Em entrevista concedida à revista VEJA, a governadora de Pernambuco e candidata à reeleição pelo PSD, Raquel Lyra, afirmou que sua campanha não possui um “gabinete do ódio” e acusou adversários políticos de promover agressões virtuais contra sua pessoa e sua família. A declaração ocorreu na manhã de 10 de setembro de 2024, durante a sabatina que abordou o clima da disputa eleitoral no estado.
Contexto da sabatina e do clima político
A entrevista foi realizada em um estúdio de TV localizado em Recife, capital de Pernambuco, e contou com a presença de jornalistas que questionaram a candidata sobre a retórica adotada pelos concorrentes nas redes. Raquel respondeu que o cenário atual apresenta um aumento significativo de mensagens difamatórias e que isso tem impactado a percepção do eleitorado.
Segundo a governadora, a prática de criar grupos de perfis falsos para atacar candidatos é uma estratégia que vem se intensificando nas campanhas recentes, sobretudo nas disputas estaduais. Ela ressaltou que o uso de bots e contas anônimas tem dificultado a identificação dos responsáveis pelos ataques.

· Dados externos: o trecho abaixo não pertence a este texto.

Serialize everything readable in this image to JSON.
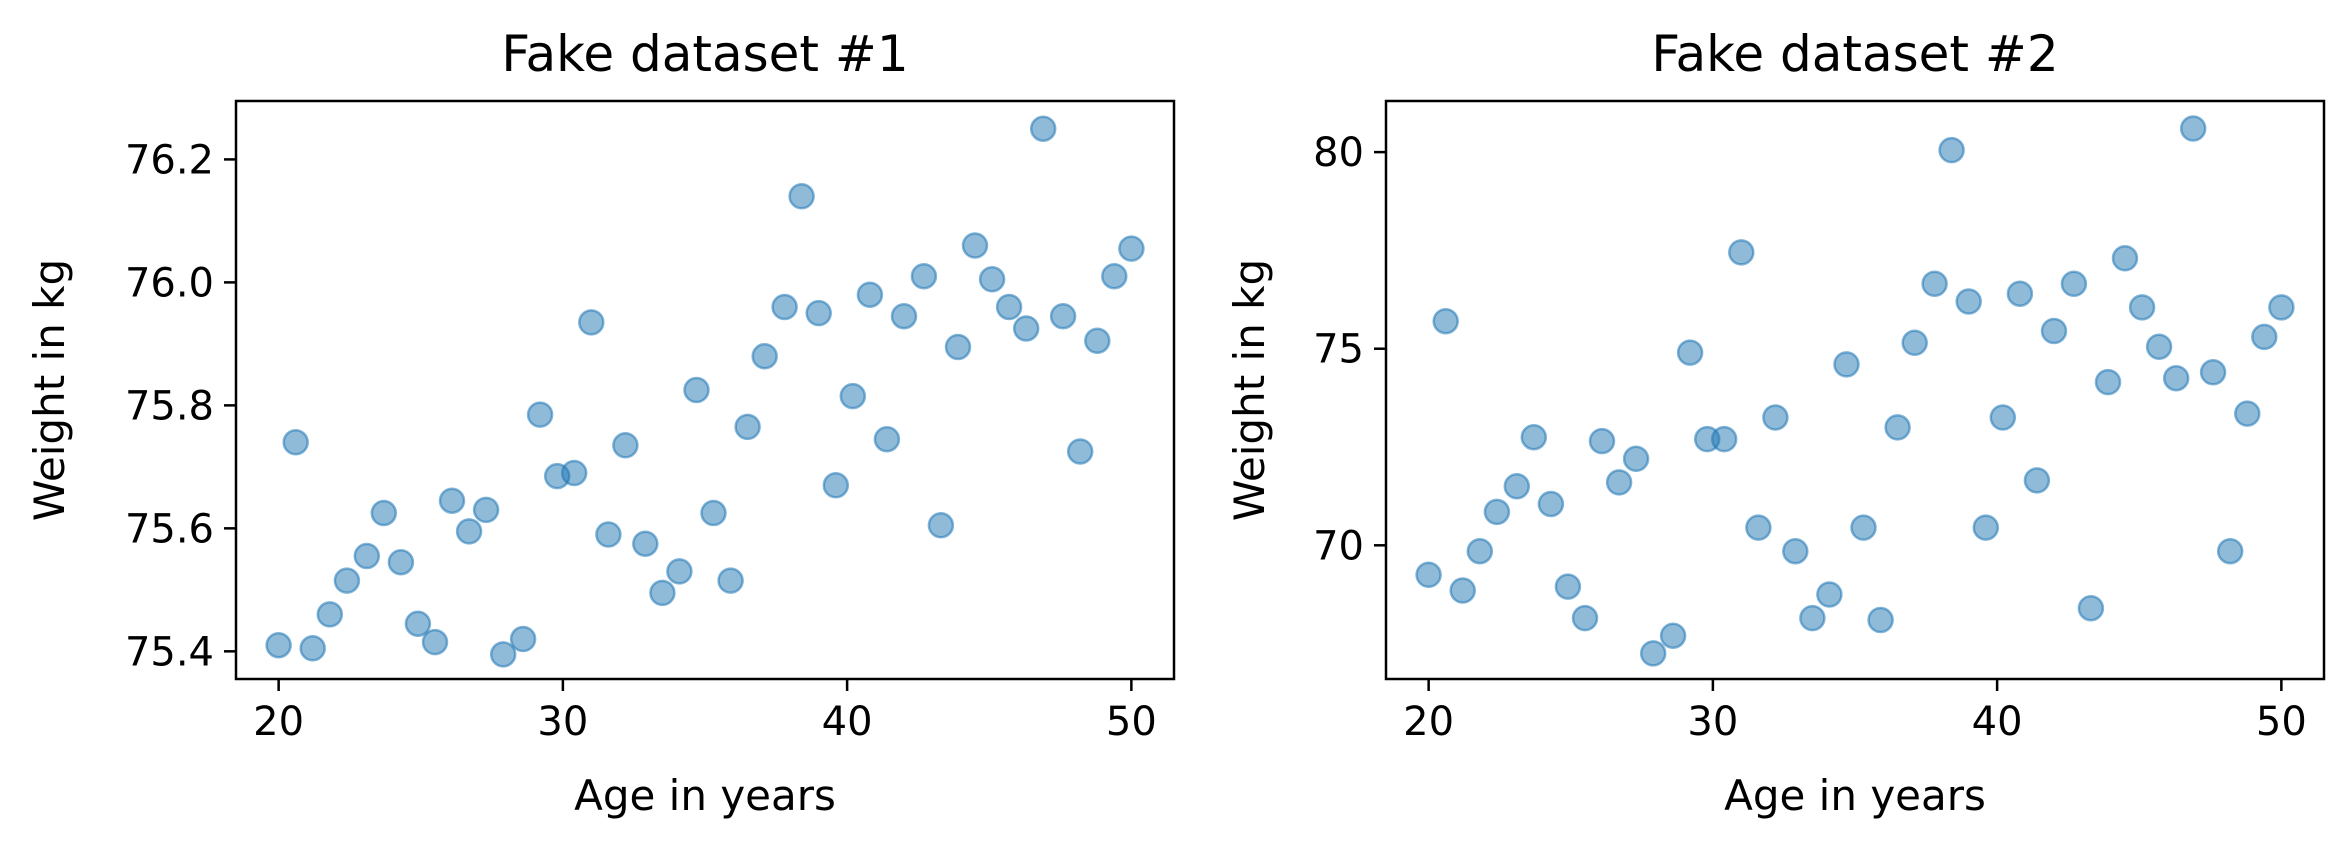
{
  "chart_data": [
    {
      "type": "scatter",
      "title": "Fake dataset #1",
      "xlabel": "Age in years",
      "ylabel": "Weight in kg",
      "xlim": [
        18.5,
        51.5
      ],
      "ylim": [
        75.355,
        76.295
      ],
      "xticks": [
        20,
        30,
        40,
        50
      ],
      "yticks": [
        75.4,
        75.6,
        75.8,
        76.0,
        76.2
      ],
      "ytick_labels": [
        "75.4",
        "75.6",
        "75.8",
        "76.0",
        "76.2"
      ],
      "grid": false,
      "marker_color": "#1f77b4",
      "marker_alpha": 0.5,
      "series": [
        {
          "x": [
            20.0,
            20.6,
            21.2,
            21.8,
            22.4,
            23.1,
            23.7,
            24.3,
            24.9,
            25.5,
            26.1,
            26.7,
            27.3,
            27.9,
            28.6,
            29.2,
            29.8,
            30.4,
            31.0,
            31.6,
            32.2,
            32.9,
            33.5,
            34.1,
            34.7,
            35.3,
            35.9,
            36.5,
            37.1,
            37.8,
            38.4,
            39.0,
            39.6,
            40.2,
            40.8,
            41.4,
            42.0,
            42.7,
            43.3,
            43.9,
            44.5,
            45.1,
            45.7,
            46.3,
            46.9,
            47.6,
            48.2,
            48.8,
            49.4,
            50.0
          ],
          "y": [
            75.41,
            75.74,
            75.405,
            75.46,
            75.515,
            75.555,
            75.625,
            75.545,
            75.445,
            75.415,
            75.645,
            75.595,
            75.63,
            75.395,
            75.42,
            75.785,
            75.685,
            75.69,
            75.935,
            75.59,
            75.735,
            75.575,
            75.495,
            75.53,
            75.825,
            75.625,
            75.515,
            75.765,
            75.88,
            75.96,
            76.14,
            75.95,
            75.67,
            75.815,
            75.98,
            75.745,
            75.945,
            76.01,
            75.605,
            75.895,
            76.06,
            76.005,
            75.96,
            75.925,
            76.25,
            75.945,
            75.725,
            75.905,
            76.01,
            76.055
          ]
        }
      ]
    },
    {
      "type": "scatter",
      "title": "Fake dataset #2",
      "xlabel": "Age in years",
      "ylabel": "Weight in kg",
      "xlim": [
        18.5,
        51.5
      ],
      "ylim": [
        66.6,
        81.3
      ],
      "xticks": [
        20,
        30,
        40,
        50
      ],
      "yticks": [
        70,
        75,
        80
      ],
      "ytick_labels": [
        "70",
        "75",
        "80"
      ],
      "grid": false,
      "marker_color": "#1f77b4",
      "marker_alpha": 0.5,
      "series": [
        {
          "x": [
            20.0,
            20.6,
            21.2,
            21.8,
            22.4,
            23.1,
            23.7,
            24.3,
            24.9,
            25.5,
            26.1,
            26.7,
            27.3,
            27.9,
            28.6,
            29.2,
            29.8,
            30.4,
            31.0,
            31.6,
            32.2,
            32.9,
            33.5,
            34.1,
            34.7,
            35.3,
            35.9,
            36.5,
            37.1,
            37.8,
            38.4,
            39.0,
            39.6,
            40.2,
            40.8,
            41.4,
            42.0,
            42.7,
            43.3,
            43.9,
            44.5,
            45.1,
            45.7,
            46.3,
            46.9,
            47.6,
            48.2,
            48.8,
            49.4,
            50.0
          ],
          "y": [
            69.25,
            75.7,
            68.85,
            69.85,
            70.85,
            71.5,
            72.75,
            71.05,
            68.95,
            68.15,
            72.65,
            71.6,
            72.2,
            67.25,
            67.7,
            74.9,
            72.7,
            72.7,
            77.45,
            70.45,
            73.25,
            69.85,
            68.15,
            68.75,
            74.6,
            70.45,
            68.1,
            73.0,
            75.15,
            76.65,
            80.05,
            76.2,
            70.45,
            73.25,
            76.4,
            71.65,
            75.45,
            76.65,
            68.4,
            74.15,
            77.3,
            76.05,
            75.05,
            74.25,
            80.6,
            74.4,
            69.85,
            73.35,
            75.3,
            76.05
          ]
        }
      ]
    }
  ]
}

Acusações de ataques nas redes sociais
Raquel Lyra apontou que existe uma rede de perfis que atua contra sua candidatura e que, em sua avaliação, teria ligação com o grupo político liderado por João Campos, também concorrente ao governo de Pernambuco. Ela descreveu os ataques como “desvios do debate político” que passaram a atingir questões pessoais.

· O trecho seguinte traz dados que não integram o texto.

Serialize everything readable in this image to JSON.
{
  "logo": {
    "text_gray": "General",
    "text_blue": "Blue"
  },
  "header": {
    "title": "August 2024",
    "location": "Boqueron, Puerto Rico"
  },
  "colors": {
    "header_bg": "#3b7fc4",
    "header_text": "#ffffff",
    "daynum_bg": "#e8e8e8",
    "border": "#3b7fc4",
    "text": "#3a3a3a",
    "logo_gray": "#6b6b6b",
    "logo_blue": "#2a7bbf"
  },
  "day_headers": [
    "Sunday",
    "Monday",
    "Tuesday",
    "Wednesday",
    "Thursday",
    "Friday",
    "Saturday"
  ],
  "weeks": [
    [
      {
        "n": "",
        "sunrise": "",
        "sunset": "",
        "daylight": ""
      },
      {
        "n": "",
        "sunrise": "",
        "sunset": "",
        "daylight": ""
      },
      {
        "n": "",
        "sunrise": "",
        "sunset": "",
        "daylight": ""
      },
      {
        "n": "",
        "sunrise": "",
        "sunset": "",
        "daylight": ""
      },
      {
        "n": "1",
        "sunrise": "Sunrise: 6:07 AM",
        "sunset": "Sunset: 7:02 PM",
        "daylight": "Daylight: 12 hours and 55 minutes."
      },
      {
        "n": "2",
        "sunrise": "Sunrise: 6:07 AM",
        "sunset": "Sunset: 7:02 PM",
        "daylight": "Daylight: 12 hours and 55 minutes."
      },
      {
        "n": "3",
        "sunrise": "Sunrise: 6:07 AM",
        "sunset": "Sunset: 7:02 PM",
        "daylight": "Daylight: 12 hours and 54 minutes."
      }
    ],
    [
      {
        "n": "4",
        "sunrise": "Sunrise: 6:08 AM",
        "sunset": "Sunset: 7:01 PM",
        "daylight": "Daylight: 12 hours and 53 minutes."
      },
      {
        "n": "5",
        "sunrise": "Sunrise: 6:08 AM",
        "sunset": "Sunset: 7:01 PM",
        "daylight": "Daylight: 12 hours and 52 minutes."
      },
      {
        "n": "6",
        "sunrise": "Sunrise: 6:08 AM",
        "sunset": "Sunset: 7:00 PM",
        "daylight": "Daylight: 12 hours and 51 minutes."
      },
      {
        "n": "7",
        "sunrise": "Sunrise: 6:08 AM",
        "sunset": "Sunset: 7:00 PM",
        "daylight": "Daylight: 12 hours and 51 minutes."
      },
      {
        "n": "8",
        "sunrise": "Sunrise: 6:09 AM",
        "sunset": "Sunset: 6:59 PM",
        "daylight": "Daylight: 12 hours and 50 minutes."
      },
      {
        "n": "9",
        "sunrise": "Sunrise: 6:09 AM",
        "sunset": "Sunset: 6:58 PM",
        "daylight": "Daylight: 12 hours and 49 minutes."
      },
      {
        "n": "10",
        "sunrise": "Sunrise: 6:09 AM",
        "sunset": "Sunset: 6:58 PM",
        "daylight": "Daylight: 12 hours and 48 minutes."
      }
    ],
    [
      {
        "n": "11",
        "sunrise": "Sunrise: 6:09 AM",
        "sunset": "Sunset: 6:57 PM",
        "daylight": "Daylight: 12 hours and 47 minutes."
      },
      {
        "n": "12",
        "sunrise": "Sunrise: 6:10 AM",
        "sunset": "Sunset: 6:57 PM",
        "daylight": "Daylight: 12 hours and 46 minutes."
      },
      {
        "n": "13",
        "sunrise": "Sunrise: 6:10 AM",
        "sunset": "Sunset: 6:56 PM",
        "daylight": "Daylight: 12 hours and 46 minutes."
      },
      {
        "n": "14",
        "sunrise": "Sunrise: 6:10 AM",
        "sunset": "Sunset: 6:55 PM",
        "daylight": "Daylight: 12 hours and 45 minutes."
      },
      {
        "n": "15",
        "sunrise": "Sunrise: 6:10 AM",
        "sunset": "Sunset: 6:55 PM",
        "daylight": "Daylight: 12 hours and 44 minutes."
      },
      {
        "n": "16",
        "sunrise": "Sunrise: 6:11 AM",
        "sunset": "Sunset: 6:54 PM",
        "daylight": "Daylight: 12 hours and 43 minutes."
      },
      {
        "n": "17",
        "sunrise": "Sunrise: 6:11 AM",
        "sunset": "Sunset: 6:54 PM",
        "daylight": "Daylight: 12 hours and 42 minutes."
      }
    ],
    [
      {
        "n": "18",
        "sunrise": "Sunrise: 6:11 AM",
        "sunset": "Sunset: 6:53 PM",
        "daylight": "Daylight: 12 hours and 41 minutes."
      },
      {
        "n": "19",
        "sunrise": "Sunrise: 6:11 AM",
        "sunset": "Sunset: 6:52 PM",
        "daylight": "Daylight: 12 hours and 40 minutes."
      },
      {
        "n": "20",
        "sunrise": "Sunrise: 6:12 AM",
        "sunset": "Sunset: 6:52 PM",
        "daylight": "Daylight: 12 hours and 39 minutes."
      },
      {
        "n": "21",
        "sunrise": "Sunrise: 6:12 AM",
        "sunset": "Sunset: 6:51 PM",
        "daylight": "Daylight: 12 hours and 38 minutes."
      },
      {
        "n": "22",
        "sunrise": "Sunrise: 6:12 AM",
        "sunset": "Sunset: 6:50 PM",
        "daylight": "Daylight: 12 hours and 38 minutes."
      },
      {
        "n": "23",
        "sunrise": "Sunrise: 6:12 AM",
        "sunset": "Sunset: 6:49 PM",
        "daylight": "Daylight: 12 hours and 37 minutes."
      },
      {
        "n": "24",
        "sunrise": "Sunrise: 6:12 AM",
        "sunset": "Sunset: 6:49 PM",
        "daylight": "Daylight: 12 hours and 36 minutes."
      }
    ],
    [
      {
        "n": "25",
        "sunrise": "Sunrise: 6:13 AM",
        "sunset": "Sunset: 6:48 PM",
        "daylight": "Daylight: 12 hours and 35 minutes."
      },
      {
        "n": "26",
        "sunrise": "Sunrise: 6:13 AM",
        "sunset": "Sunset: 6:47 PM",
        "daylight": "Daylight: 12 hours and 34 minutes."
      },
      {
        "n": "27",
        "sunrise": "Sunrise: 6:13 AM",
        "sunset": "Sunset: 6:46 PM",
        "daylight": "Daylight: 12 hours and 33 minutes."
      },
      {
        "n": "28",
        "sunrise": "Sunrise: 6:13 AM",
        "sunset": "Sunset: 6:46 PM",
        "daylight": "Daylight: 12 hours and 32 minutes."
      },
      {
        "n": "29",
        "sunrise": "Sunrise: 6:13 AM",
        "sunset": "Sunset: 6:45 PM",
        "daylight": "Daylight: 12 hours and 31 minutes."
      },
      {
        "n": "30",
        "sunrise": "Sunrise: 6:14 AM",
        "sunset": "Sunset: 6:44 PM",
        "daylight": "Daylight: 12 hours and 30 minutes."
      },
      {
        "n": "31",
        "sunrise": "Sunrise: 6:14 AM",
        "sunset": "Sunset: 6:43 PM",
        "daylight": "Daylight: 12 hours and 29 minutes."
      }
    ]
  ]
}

Os principais tipos de conteúdo ofensivo citados pela candidata incluem:
- Mensagens que questionam a integridade moral da governadora;
- Difamações envolvendo o marido, Fernando Lucena, com alegações falsas sobre sua morte;
- Compartilhamento de imagens manipuladas para gerar descrédito.
Em relação ao caso do marido, Raquel explicou que as acusações foram levadas às autoridades competentes para investigação, enfatizando que a disseminação de informações falsas faz parte de uma estratégia de desestabilização.
Reação da governadora ao termo “gabinete do ódio”
Ao ser questionada diretamente sobre a existência de um “gabinete do ódio” dentro de sua estrutura de campanha, Raquel respondeu de forma categórica: “Não tenho gabinete do ódio”. Ela destacou que sua equipe trabalha com transparência e que as redes sociais são utilizadas para comunicar propostas e responder a eleitores, não para atacar adversários.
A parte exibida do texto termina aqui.